Elisabeth receives this letter at the Haven Country Club Nyack-on-Hudson, where she is presumably recovering from overwork as a lobbyist for peace in Washington DC. One of the few advantages for working for the movement in those days, is that some rich patron could put you up in a country club when you were running on empty.
“Then we began to look around at each other, and while in the aggregate we looked rather impressive, I submit that no one of us felt that he could really truly represent the New York Committee in Chicago and get away with it. Suddenly Mr. (Morris) Hillquit’s face lighted up and he said, ‘There is Elisabeth Freeman. Why not send her?’ Whereupon there was such thunderous applause that the Fire Department turned out, thinking that something violent had happened here. For the next ten minutes all ordinary business was forgotten, and a series of eulogies on your good self was delivered, which would put any speeches in the Congressional Record to shame. The high honor was conferred upon me of writing you today and telling you that we are all prostrate at your feet imploring you to take the train to Chicago instead of Washington, and get the Conference of Chicago on the map.”
Flattery will get you everywhere. No kidding! Can you imagine getting such a letter? Who would not book a train immediately?
Apparently, Lochner, who, we have to admit, is a great letter writer, wasn’t completely sure for he continues,
“I am glad I am not up at Nyack when this letter reaches you. I have never seen you in a temper, and I shut my eyes, when I think what it might be. If you ever had occasion for a temper, this will be it. Please remember that that is part of the selective draft. Some people, like Miss Lennon, we drive into matrimony; others like yourself we ban to the stockyards of Chicago. Only I get away with a beautiful office that just been assigned to me. It is always thus with the male sex.”
A couple of interesting points here. First of all, Elisabeth apparently was not prone to tempers. The “selective draft” is a joke since one of the main issues of the People’s Council was opposing the Conscription Law, and suspending rules of democracy. The other ironic comment plays at the sexism at work, which would be obvious to her. Lochner ends with,
“Won’t you please write me upon receipt of this letter, or better still telegraph me, whether you claim exemption on conscientious grounds, or whether we can send you to the Chicago trenches.”

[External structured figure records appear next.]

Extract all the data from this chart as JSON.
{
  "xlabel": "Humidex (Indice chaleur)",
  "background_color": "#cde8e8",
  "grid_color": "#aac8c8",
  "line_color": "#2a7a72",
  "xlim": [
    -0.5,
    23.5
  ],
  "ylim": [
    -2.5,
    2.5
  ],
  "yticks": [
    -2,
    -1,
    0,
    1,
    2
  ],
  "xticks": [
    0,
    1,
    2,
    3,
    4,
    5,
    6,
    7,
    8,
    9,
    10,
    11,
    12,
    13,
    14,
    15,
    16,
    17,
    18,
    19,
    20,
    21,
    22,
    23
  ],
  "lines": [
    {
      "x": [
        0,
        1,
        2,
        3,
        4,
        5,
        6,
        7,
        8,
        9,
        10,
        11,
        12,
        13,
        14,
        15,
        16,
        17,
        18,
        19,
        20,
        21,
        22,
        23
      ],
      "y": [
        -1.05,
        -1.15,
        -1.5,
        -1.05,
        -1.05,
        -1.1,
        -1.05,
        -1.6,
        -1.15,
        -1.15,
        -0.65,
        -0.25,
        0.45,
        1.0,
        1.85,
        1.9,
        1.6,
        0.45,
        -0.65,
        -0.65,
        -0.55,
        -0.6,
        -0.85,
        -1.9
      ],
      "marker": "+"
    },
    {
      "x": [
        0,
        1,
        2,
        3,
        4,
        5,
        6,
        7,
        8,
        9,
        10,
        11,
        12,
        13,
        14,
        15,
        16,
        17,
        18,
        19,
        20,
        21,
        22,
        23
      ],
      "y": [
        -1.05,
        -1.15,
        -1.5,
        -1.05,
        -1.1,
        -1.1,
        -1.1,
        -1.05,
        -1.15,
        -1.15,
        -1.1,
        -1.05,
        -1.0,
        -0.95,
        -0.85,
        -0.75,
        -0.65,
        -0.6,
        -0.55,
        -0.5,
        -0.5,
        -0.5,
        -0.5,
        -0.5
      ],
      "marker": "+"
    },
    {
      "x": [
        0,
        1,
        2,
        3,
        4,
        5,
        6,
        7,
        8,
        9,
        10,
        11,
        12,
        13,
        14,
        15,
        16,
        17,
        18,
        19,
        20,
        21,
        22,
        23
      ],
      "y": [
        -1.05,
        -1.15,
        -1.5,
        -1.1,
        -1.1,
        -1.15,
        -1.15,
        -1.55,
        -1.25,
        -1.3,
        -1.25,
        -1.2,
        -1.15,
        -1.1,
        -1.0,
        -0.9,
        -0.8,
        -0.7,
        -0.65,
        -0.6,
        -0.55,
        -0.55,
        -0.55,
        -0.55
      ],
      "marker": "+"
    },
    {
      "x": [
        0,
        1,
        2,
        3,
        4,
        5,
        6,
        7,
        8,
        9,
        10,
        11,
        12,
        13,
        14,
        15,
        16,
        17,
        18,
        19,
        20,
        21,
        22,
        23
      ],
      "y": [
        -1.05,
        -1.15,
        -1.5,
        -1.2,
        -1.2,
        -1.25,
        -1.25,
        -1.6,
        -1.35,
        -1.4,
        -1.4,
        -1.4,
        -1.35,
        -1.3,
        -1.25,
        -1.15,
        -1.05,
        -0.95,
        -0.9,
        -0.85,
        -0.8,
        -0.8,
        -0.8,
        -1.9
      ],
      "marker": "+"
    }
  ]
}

Elisabeth did go to Chicago and save the day. Her list of tasks accomplished and challenges met is daunting to say the least.
“I went carefully through my list… and sent telegrams to those at great distances.”
“Then I set out to find a multigraphing and stuffing company. There is a sense of of limitation here and a desire to go slow, and it took considerable work to win them to consenting to this seemingly extra expense, when in the long run it is efficiency that counts.”
“I stayed very late last night at the office, getting things somewhat in hand.”
(Letter from Freeman to Lochner June 21, 1917)
On June 26th, 1917 she writes Lochner,
“I have sent out the New York list which consisted of 7250 envelopes, the Woman’s Peace Party list of 1100, to all the Congressmen and Senators, 531, to you 3000, to Indianapolis 500, and in bundles of 50 and 100 about 1000 more. Also the pledge list they had of 600, and my own list of 600. Now I am working on a big labor list that I choked out of Bro. Germer yesterday. I am hoping to get the full 25,000 out of the office this week.”
All this after writing the materials, getting agreement, lining up speakers, and generally herding cats.
The Chicago conference is another story in itself yet to come, but suffice it to say it involves denial of a gathering place from 3 or 4 states, bringing out the militia, police breaking up meetings, and one headline at least that sums it up, “No rest for the weary.” Indeed.
See also 1917-1919 Freedom of Speech
Original letters from the EF’s papers, in my possession.